[Labs-l] Labs datacenter migration timeline

Andrew Bogott abogott at wikimedia.org
Wed Feb 19 17:54:35 UTC 2014

     In the last few weeks we've made great strides with the new labs 
cluster in our eqiad datacenter.  Things have been going well enough 
that we're ready to announce a tentative migration schedule.  As always, 
I want to reiterate that this plan does not involve the destruction of 
any instances or data.  If you do nothing then your projects will suffer 
downtime, but none of your work should be entirely lost.

     Toollabs users are in luck -- Coren will be building a new tools 
cluster and migrating tools one by one.  If your tool is currently 
running on the grid engine and is generally able to survive restarts, 
transition to the new datacenter shouldn't require any action on your part.
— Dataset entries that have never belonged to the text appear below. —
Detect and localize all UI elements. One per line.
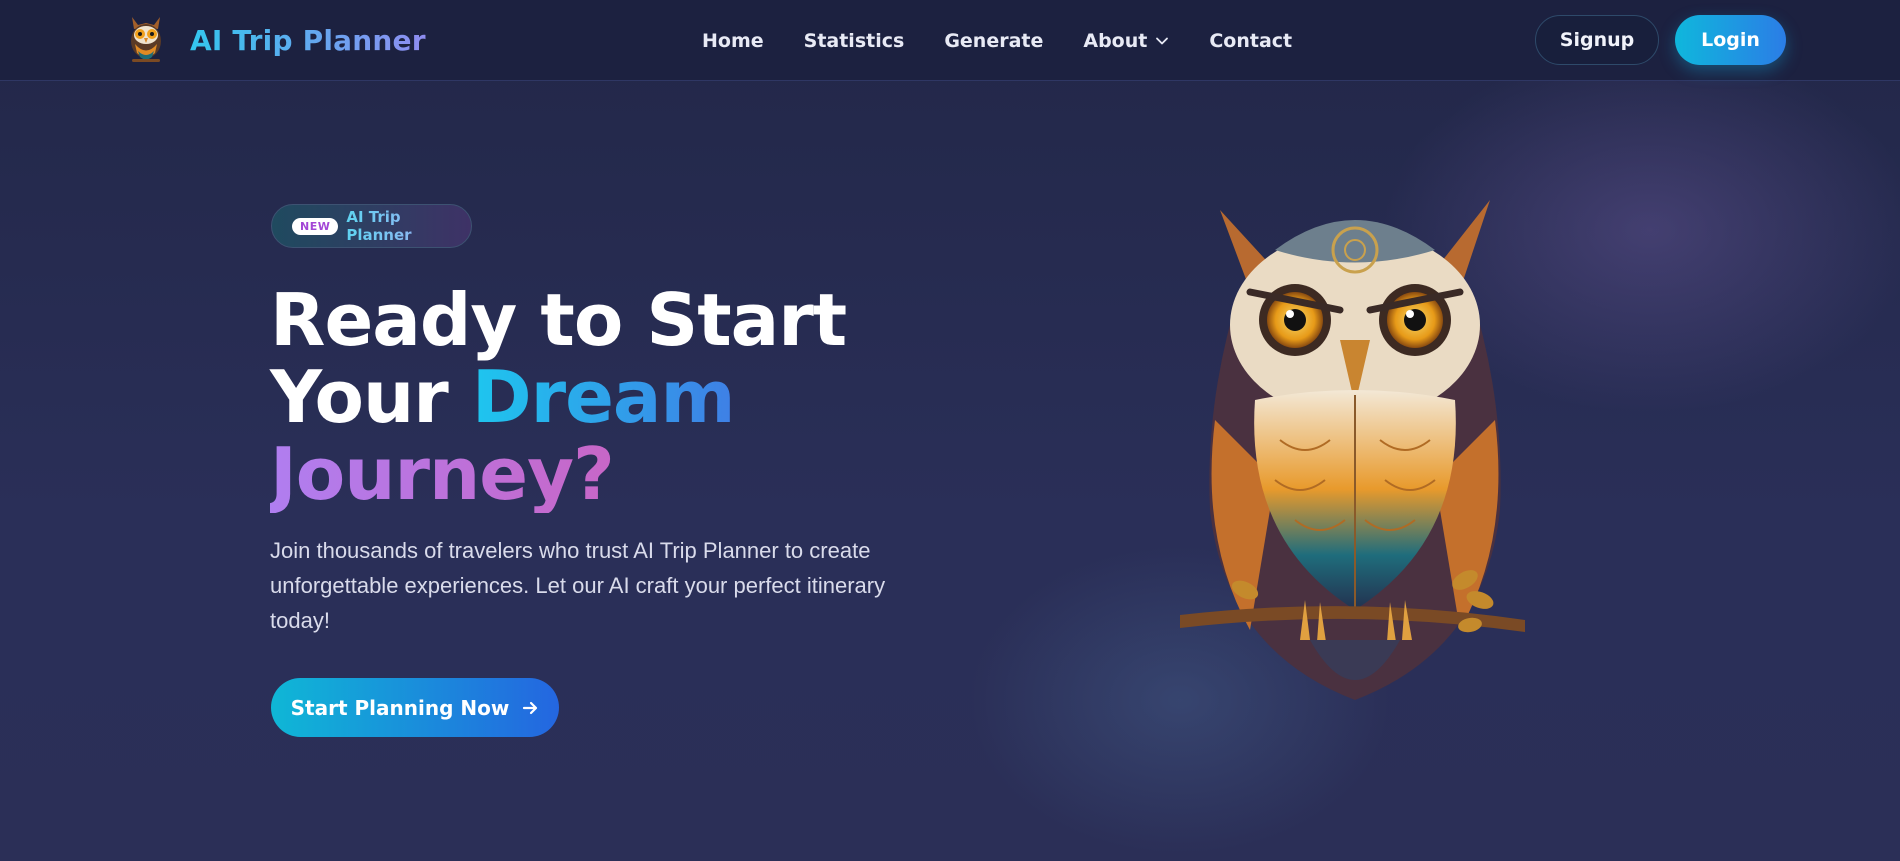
- nav-link-about-label: About: [1083, 30, 1148, 52]
- nav-link-contact[interactable]: Contact: [1209, 28, 1292, 54]
- owl-mascot-illustration: [1180, 200, 1525, 700]
- owl-logo-icon: [131, 17, 161, 62]
- headline-line-1: Ready to Start: [270, 278, 847, 362]
- nav-link-about[interactable]: About: [1083, 28, 1169, 54]
- badge-label: AI Trip Planner: [346, 208, 471, 244]
- new-feature-badge: NEW AI Trip Planner: [271, 204, 472, 248]
- login-button[interactable]: Login: [1675, 15, 1786, 65]
- brand[interactable]: AI Trip Planner: [126, 11, 426, 69]
- nav-link-generate[interactable]: Generate: [944, 28, 1043, 54]
- chevron-down-icon: [1156, 37, 1169, 45]
- top-navbar: AI Trip Planner Home Statistics Generate…: [0, 0, 1900, 81]
- brand-name: AI Trip Planner: [190, 23, 426, 57]
- headline-dream: Dream: [471, 355, 736, 439]
- start-planning-button[interactable]: Start Planning Now: [271, 678, 559, 737]
- main-nav: Home Statistics Generate About Contact: [702, 28, 1332, 54]
- nav-link-home[interactable]: Home: [702, 28, 764, 54]
- start-planning-label: Start Planning Now: [290, 695, 510, 720]
- hero-headline: Ready to Start Your Dream Journey?: [270, 282, 990, 513]
- nav-link-statistics[interactable]: Statistics: [804, 28, 905, 54]
- arrow-right-icon: [523, 701, 538, 714]
- new-tag: NEW: [292, 217, 339, 235]
- headline-journey: Journey?: [270, 436, 990, 513]
- signup-button[interactable]: Signup: [1535, 15, 1659, 65]
- headline-line-2: Your Dream: [270, 359, 990, 436]
- headline-your: Your: [270, 355, 472, 439]
- hero-description: Join thousands of travelers who trust AI…: [270, 538, 886, 633]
     As for those of you managing your own projects:  please have 
another look at the 'my resources' page 
(https://wikitech.wikimedia.org/wiki/Special:NovaResources) and make 
sure that all of your instances are running puppet[1] and that none of 
them are superfluous.

     In the first week of March (most likely on the 3rd), the exodus 
will begin.  New instance creationg will be disabled in pmtpa, and you 
will have two options:

- self-migrate/rebuild:
     Wikitech will allow you to create new instances in eqiad and 
transfer files between your instances and shared storage.  This process 
will provide you with maximum control and minimum downtime; it will also 
be an opportunity to verify that your project is robust and your 
instances can be easily rebuild.

- assisted-migrate:
     Coren or I can schedule[2] downtime for your projects, and migrate 
the raw VMs and data to eqiad.  This will entail considerable downtime.  
Instances /should/ survive the operation, but there may be a few 
unfortunate casualties.

     We've budgeted two weeks for the gentle part of the migration. If, 
by mid March (2012-03-18), you project is still humming along in pmtpa 
without comment, Labs staff will start shutting down instances and 
copying them over sporadically and unpredictably, at which point your 
VMs will arrive in an intact but SHUTOFF state in eqiad.  This will, 
obviously, entail a fair bit of downtime, so if your project is in 
active use I encourage you to self-migrate or otherwise coordinate with us.

[1] self-hosted puppet instances are a special case here, to be 
discussed in a future email.  In the short run, my advice is to make 
sure that your puppet repo is up to date and that puppet is running cleanly.

[2] via some manner of calendaring system to be determined later.